Sahli, who sent one-fifth of his investigators and half of his Border Patrol officers to assist at the U.S.-Mexico border the previous month, said about a planeload of “wetbacks” had been sent to Laredo, Texas, each week for several years. A Tribune story from September 1953 estimated 300-500 immigrants lacking permanent legal status were deported from Chicago to Mexico each month.
When asked by a Scripps-Howard reporter why he believed so many Mexicans were coming to America to find work, Sahli told him high wages and plentiful jobs.
“One American dollar is worth 12 Mexican pesos,” Sahli said in July 1954. “These men and women who cross the (Rio Grande River in Texas) will risk anything in their gamble to make some money to buy that small plot of land back home.”
Aug. 2, 1954
Sahli offered immigrants the opportunity to avoid prosecution by giving notice of their presence and leaving the U.S. voluntarily.
He explained that those who visited his office to declare their illegal entry and who would leave of their own accord would have a good opportunity to legally enter the U.S. in the future under regular immigration quotas.
Sept. 17, 1954
Immigration inspectors began a raid targeting Mexican immigrants who were in the U.S. illegally along Lake Michigan from Milwaukee into Michigan.
Sahli told reporters that people who were apprehended and had sufficient funds to leave on their own would be given a reasonable amount of time to leave the country.

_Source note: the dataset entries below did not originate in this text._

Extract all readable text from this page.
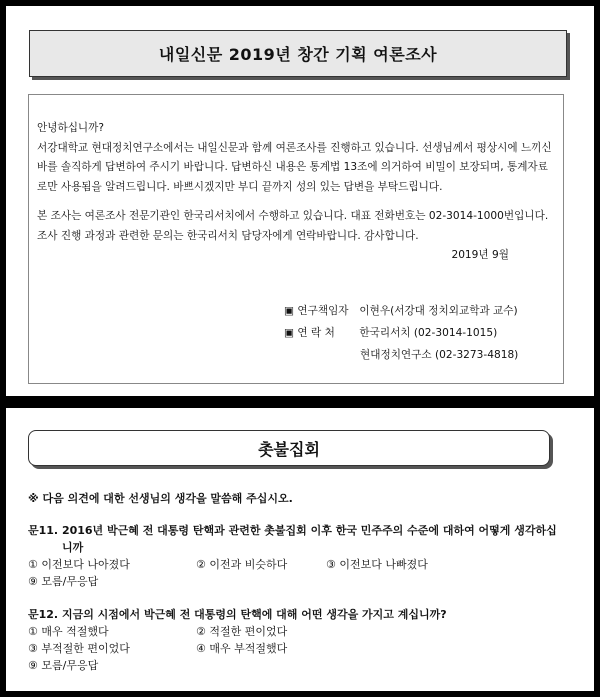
내일신문 2019년 창간 기획 여론조사

안녕하십니까?

서강대학교 현대정치연구소에서는 내일신문과 함께 여론조사를 진행하고 있습니다. 선생님께서 평상시에 느끼신 바를 솔직하게 답변하여 주시기 바랍니다. 답변하신 내용은 통계법 13조에 의거하여 비밀이 보장되며, 통계자료로만 사용됨을 알려드립니다. 바쁘시겠지만 부디 끝까지 성의 있는 답변을 부탁드립니다.

본 조사는 여론조사 전문기관인 한국리서치에서 수행하고 있습니다. 대표 전화번호는 02-3014-1000번입니다. 조사 진행 과정과 관련한 문의는 한국리서치 담당자에게 연락바랍니다. 감사합니다.

2019년 9월

▣ 연구책임자 이현우(서강대 정치외교학과 교수)
▣ 연 락 처 한국리서치 (02-3014-1015)
현대정치연구소 (02-3273-4818)
촛불집회
※ 다음 의견에 대한 선생님의 생각을 말씀해 주십시오.
문11. 2016년 박근혜 전 대통령 탄핵과 관련한 촛불집회 이후 한국 민주주의 수준에 대하여 어떻게 생각하십
니까
① 이전보다 나아졌다	② 이전과 비슷하다	③ 이전보다 나빠졌다
⑨ 모름/무응답
문12. 지금의 시점에서 박근혜 전 대통령의 탄핵에 대해 어떤 생각을 가지고 계십니까?
① 매우 적절했다	② 적절한 편이었다
③ 부적절한 편이었다	④ 매우 부적절했다
⑨ 모름/무응답
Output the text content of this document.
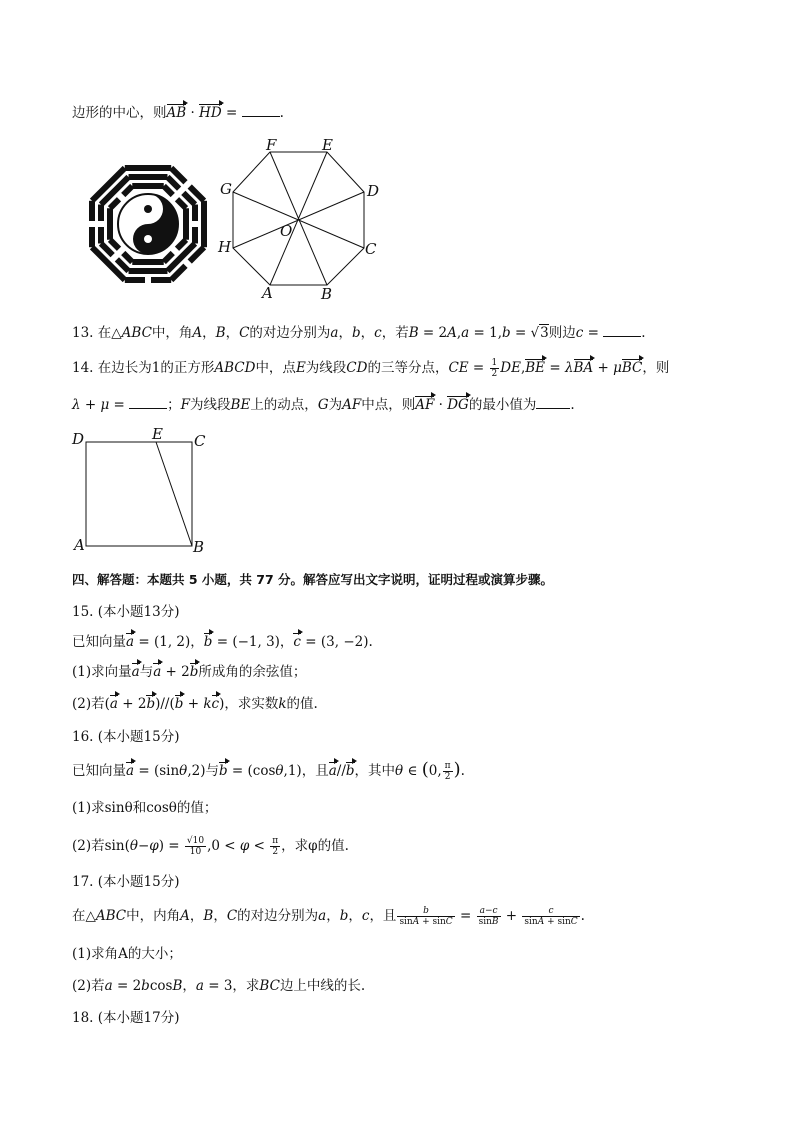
边形的中心，则AB · HD =	.
F	E
D
C
B
A
H
G
O
13. 在△ABC中，角A，B，C的对边分别为a，b，c，若B = 2A,a = 1,b = √3则边c =	.
14. 在边长为1的正方形ABCD中，点E为线段CD的三等分点，CE = $\frac{1}{2} DE,BE = \lambda BA + \mu BC$，则
λ + μ =	；F为线段BE上的动点，G为AF中点，则AF · DG的最小值为	.
D	E C
A	B
四、解答题：本题共 5 小题，共 77 分。解答应写出文字说明，证明过程或演算步骤。
15. (本小题13分)
已知向量a = (1, 2)，b = (−1, 3)，c = (3, −2).
(1)求向量a与a + 2b所成角的余弦值；
(2)若(a + 2b)//(b + kc)，求实数k的值.
16. (本小题15分)
已知向量a = (sinθ,2)与b = (cosθ,1)，且a//b，其中θ ∈ (0, $\frac{\pi}{2}$ ).
(1)求sinθ和cosθ的值；
(2)若$\sin(\theta-\varphi) = \frac{√10}{10} ,0 < \varphi < \frac{\pi}{2}$ ，求φ的值.
17. (本小题15分)
在△ABC中，内角A，B，C的对边分别为a，b，c，且 $\frac{b}{\sin A + \sin C} = \frac{a-c}{\sin B} + \frac{c}{\sin A + \sin C}$ .
(1)求角A的大小；
(2)若a = 2bcosB，a = 3，求BC边上中线的长.
18. (本小题17分)
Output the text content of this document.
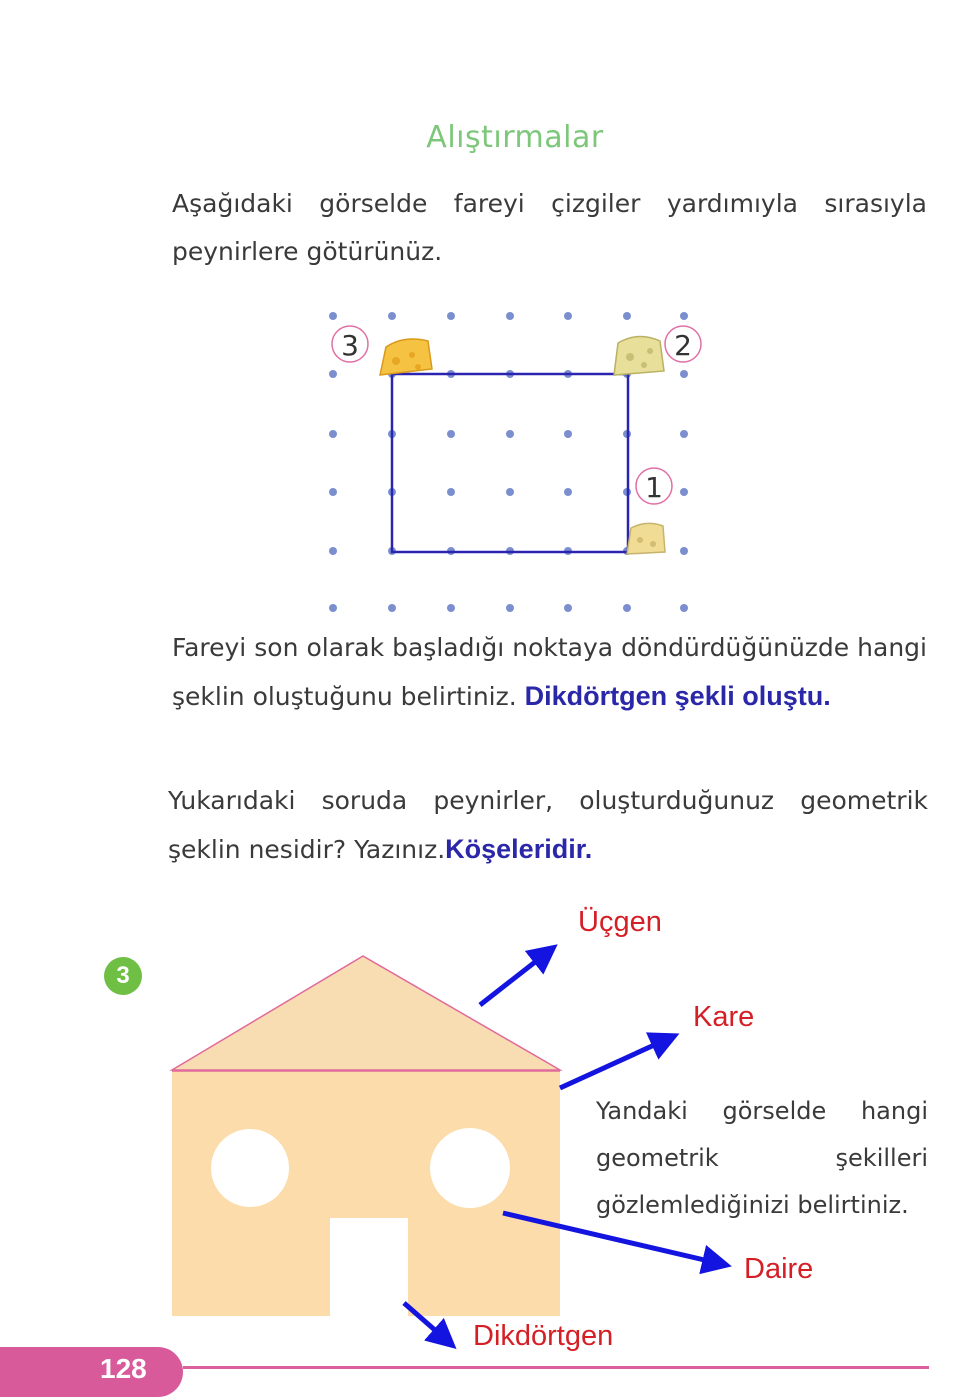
Alıştırmalar
Aşağıdaki görselde fareyi çizgiler yardımıyla sırasıyla peynirlere götürünüz.
3	2
1
Fareyi son olarak başladığı noktaya döndürdüğünüzde hangi şeklin oluştuğunu belirtiniz. Dikdörtgen şekli oluştu.
Yukarıdaki soruda peynirler, oluşturduğunuz geometrik şeklin nesidir? Yazınız.Köşeleridir.
3
Üçgen
Kare
Daire
Dikdörtgen
Yandaki görselde hangi geometrik şekilleri gözlemlediğinizi belirtiniz.
128
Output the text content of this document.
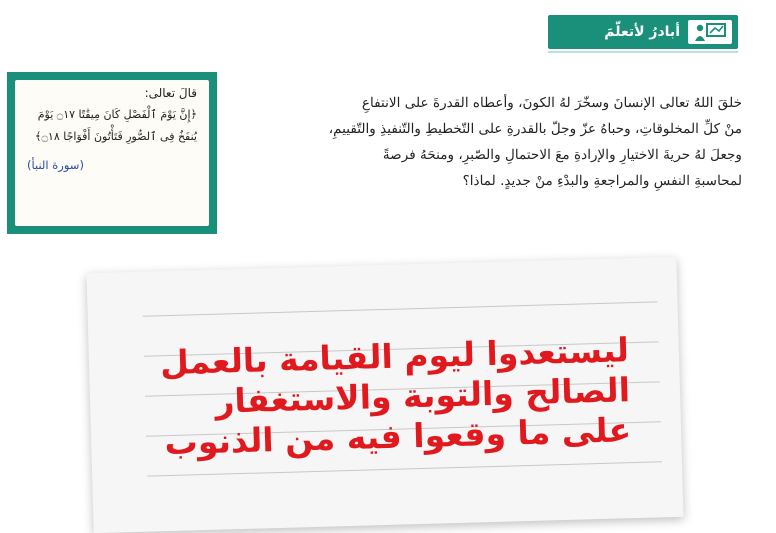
أبادرُ لأتعلّمَ

خلقَ اللهُ تعالى الإنسانَ وسخّرَ لهُ الكونَ، وأعطاه القدرةَ على الانتفاعِ

منْ كلِّ المخلوقاتِ، وحباهُ عزّ وجلّ بالقدرةِ على التّخطيطِ والتّنفيذِ والتّقييمِ،

وجعلَ لهُ حريةَ الاختيارِ والإرادةِ معَ الاحتمالِ والصّبرِ، ومنحَهُ فرصةً

لمحاسبةِ النفسِ والمراجعةِ والبدْءِ منْ جديدٍ. لماذا؟

قالَ تعالى:
﴿إِنَّ يَوْمَ ٱلْفَصْلِ كَانَ مِيقَٰتًا ۝١٧ يَوْمَ
يُنفَخُ فِى ٱلصُّورِ فَتَأْتُونَ أَفْوَاجًا ۝١٨﴾
(سورة النبأ)
ليستعدوا ليوم القيامة بالعمل
الصالح والتوبة والاستغفار
على ما وقعوا فيه من الذنوب
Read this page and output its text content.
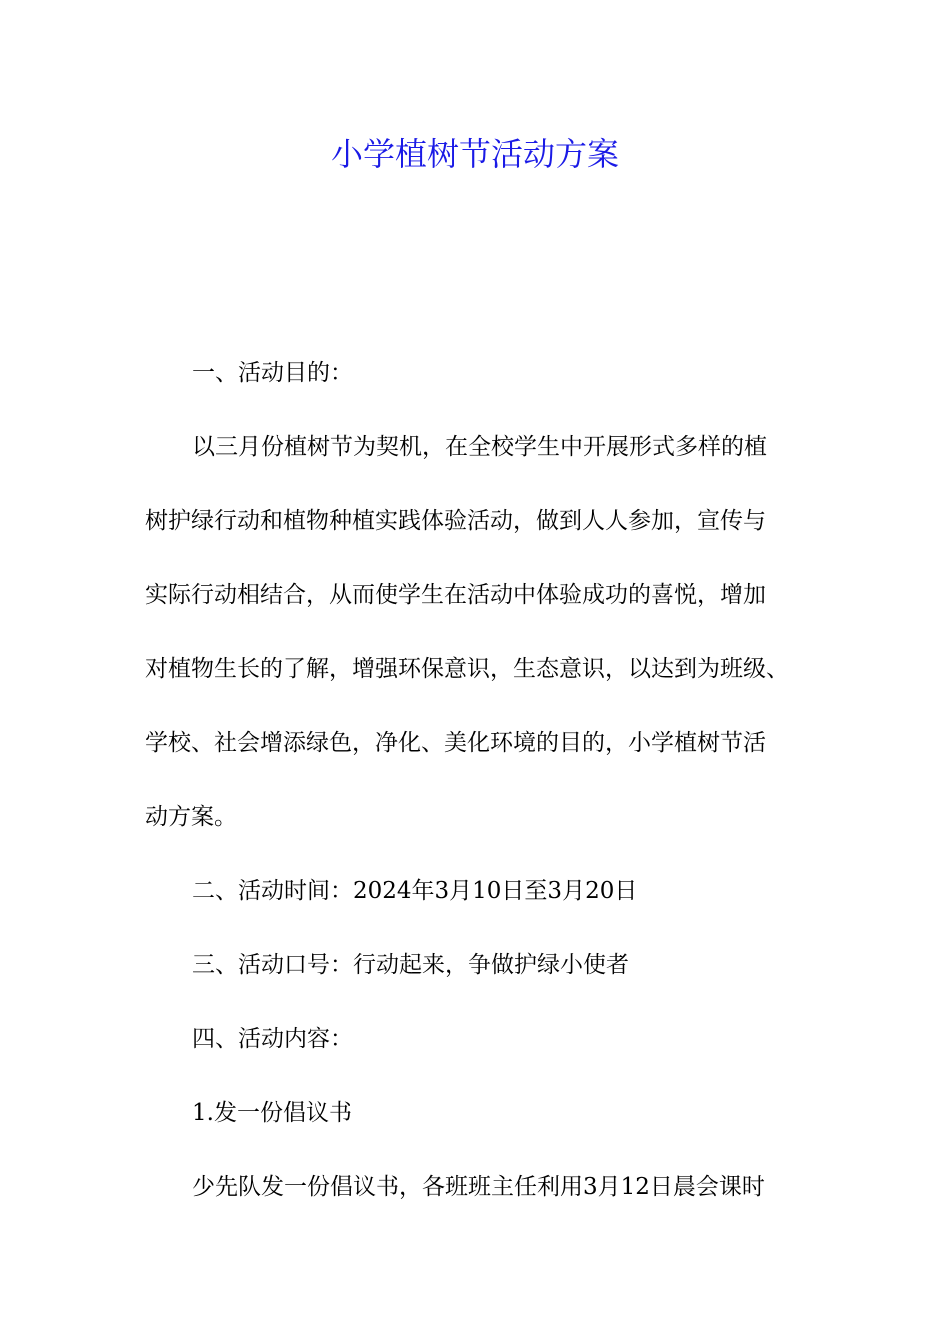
小学植树节活动方案

一、活动目的：

以三月份植树节为契机，在全校学生中开展形式多样的植

树护绿行动和植物种植实践体验活动，做到人人参加，宣传与

实际行动相结合，从而使学生在活动中体验成功的喜悦，增加

对植物生长的了解，增强环保意识，生态意识，以达到为班级、

学校、社会增添绿色，净化、美化环境的目的，小学植树节活

动方案。

二、活动时间：2024年3月10日至3月20日

三、活动口号：行动起来，争做护绿小使者

四、活动内容：

1.发一份倡议书

少先队发一份倡议书，各班班主任利用3月12日晨会课时
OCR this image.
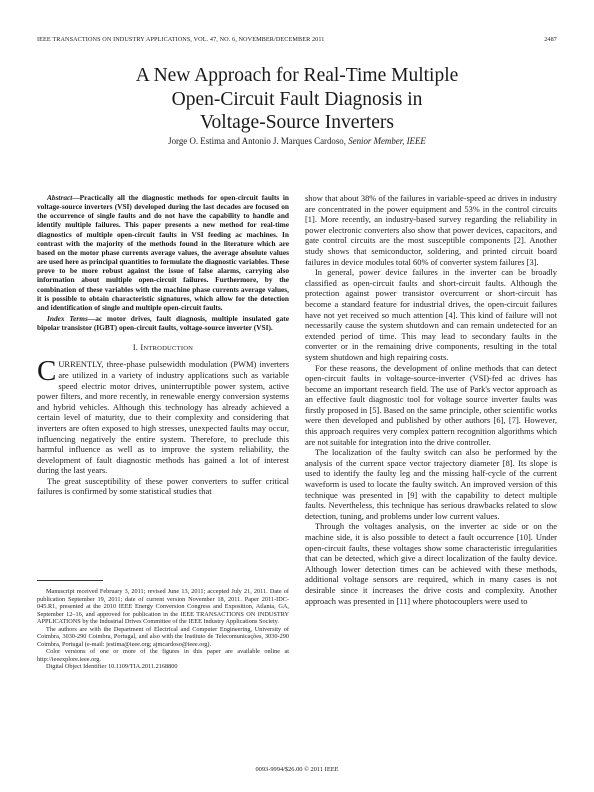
IEEE TRANSACTIONS ON INDUSTRY APPLICATIONS, VOL. 47, NO. 6, NOVEMBER/DECEMBER 2011	2487
A New Approach for Real-Time Multiple
Open-Circuit Fault Diagnosis in
Voltage-Source Inverters
Jorge O. Estima and Antonio J. Marques Cardoso, Senior Member, IEEE

Abstract—Practically all the diagnostic methods for open-circuit faults in voltage-source inverters (VSI) developed during the last decades are focused on the occurrence of single faults and do not have the capability to handle and identify multiple failures. This paper presents a new method for real-time diagnostics of multiple open-circuit faults in VSI feeding ac machines. In contrast with the majority of the methods found in the literature which are based on the motor phase currents average values, the average absolute values are used here as principal quantities to formulate the diagnostic variables. These prove to be more robust against the issue of false alarms, carrying also information about multiple open-circuit failures. Furthermore, by the combination of these variables with the machine phase currents average values, it is possible to obtain characteristic signatures, which allow for the detection and identification of single and multiple open-circuit faults.

Index Terms—ac motor drives, fault diagnosis, multiple insulated gate bipolar transistor (IGBT) open-circuit faults, voltage-source inverter (VSI).

I. INTRODUCTION

CURRENTLY, three-phase pulsewidth modulation (PWM) inverters are utilized in a variety of industry applications such as variable speed electric motor drives, uninterruptible power system, active power filters, and more recently, in renewable energy conversion systems and hybrid vehicles. Although this technology has already achieved a certain level of maturity, due to their complexity and considering that inverters are often exposed to high stresses, unexpected faults may occur, influencing negatively the entire system. Therefore, to preclude this harmful influence as well as to improve the system reliability, the development of fault diagnostic methods has gained a lot of interest during the last years.

The great susceptibility of these power converters to suffer critical failures is confirmed by some statistical studies that

Manuscript received February 3, 2011; revised June 13, 2011; accepted July 21, 2011. Date of publication September 19, 2011; date of current version November 18, 2011. Paper 2011-IDC-045.R1, presented at the 2010 IEEE Energy Conversion Congress and Exposition, Atlanta, GA, September 12–16, and approved for publication in the IEEE TRANSACTIONS ON INDUSTRY APPLICATIONS by the Industrial Drives Committee of the IEEE Industry Applications Society.

The authors are with the Department of Electrical and Computer Engineering, University of Coimbra, 3030-290 Coimbra, Portugal, and also with the Instituto de Telecomunicações, 3030-290 Coimbra, Portugal (e-mail: jestima@ieee.org; ajmcardoso@ieee.org).

Color versions of one or more of the figures in this paper are available online at http://ieeexplore.ieee.org.

Digital Object Identifier 10.1109/TIA.2011.2168800

show that about 38% of the failures in variable-speed ac drives in industry are concentrated in the power equipment and 53% in the control circuits [1]. More recently, an industry-based survey regarding the reliability in power electronic converters also show that power devices, capacitors, and gate control circuits are the most susceptible components [2]. Another study shows that semiconductor, soldering, and printed circuit board failures in device modules total 60% of converter system failures [3].

In general, power device failures in the inverter can be broadly classified as open-circuit faults and short-circuit faults. Although the protection against power transistor overcurrent or short-circuit has become a standard feature for industrial drives, the open-circuit failures have not yet received so much attention [4]. This kind of failure will not necessarily cause the system shutdown and can remain undetected for an extended period of time. This may lead to secondary faults in the converter or in the remaining drive components, resulting in the total system shutdown and high repairing costs.

For these reasons, the development of online methods that can detect open-circuit faults in voltage-source-inverter (VSI)-fed ac drives has become an important research field. The use of Park's vector approach as an effective fault diagnostic tool for voltage source inverter faults was firstly proposed in [5]. Based on the same principle, other scientific works were then developed and published by other authors [6], [7]. However, this approach requires very complex pattern recognition algorithms which are not suitable for integration into the drive controller.

The localization of the faulty switch can also be performed by the analysis of the current space vector trajectory diameter [8]. Its slope is used to identify the faulty leg and the missing half-cycle of the current waveform is used to locate the faulty switch. An improved version of this technique was presented in [9] with the capability to detect multiple faults. Nevertheless, this technique has serious drawbacks related to slow detection, tuning, and problems under low current values.

Through the voltages analysis, on the inverter ac side or on the machine side, it is also possible to detect a fault occurrence [10]. Under open-circuit faults, these voltages show some characteristic irregularities that can be detected, which give a direct localization of the faulty device. Although lower detection times can be achieved with these methods, additional voltage sensors are required, which in many cases is not desirable since it increases the drive costs and complexity. Another approach was presented in [11] where photocouplers were used to

0093-9994/$26.00 © 2011 IEEE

Others would be detained in Cook County Jail until they could be flown in planes provided by the U.S. Air Force to McAllen, Texas. From there, they would be taken by truck to Port Isabel, Texas, and put onboard a ship bound for Veracruz, Mexico.
The first plane left on Sept. 18, 1954.
Sept. 21, 1954
A second plane departed three days later from Chicago’s Midway International Airport for Mexico, Sahli said.
December 1954
With three planes carrying workers who had entered the U.S. illegally to Mexico from Chicago each week, Sahli was later reassigned to the San Antonio district. He joined another former Chicago district head in Texas — Marcus T. Neelly.
Joseph M. Swing, a recently retired lieutenant colonel who was named the head of the Immigration and Naturalization Bureau by his fellow West Point grad President Dwight D. Eisenhower, announced that more than 266,000 immigrants from Mexico who had been living in the U.S. illegally had been deported by the U.S. in 1954 — including more than 1,500 “undesirable aliens.”
July 22, 1955
Immigration officials discontinued their efforts to deport Mexicans after just 600 immigrants who had entered the country illegally were estimated to remain in the Chicago area.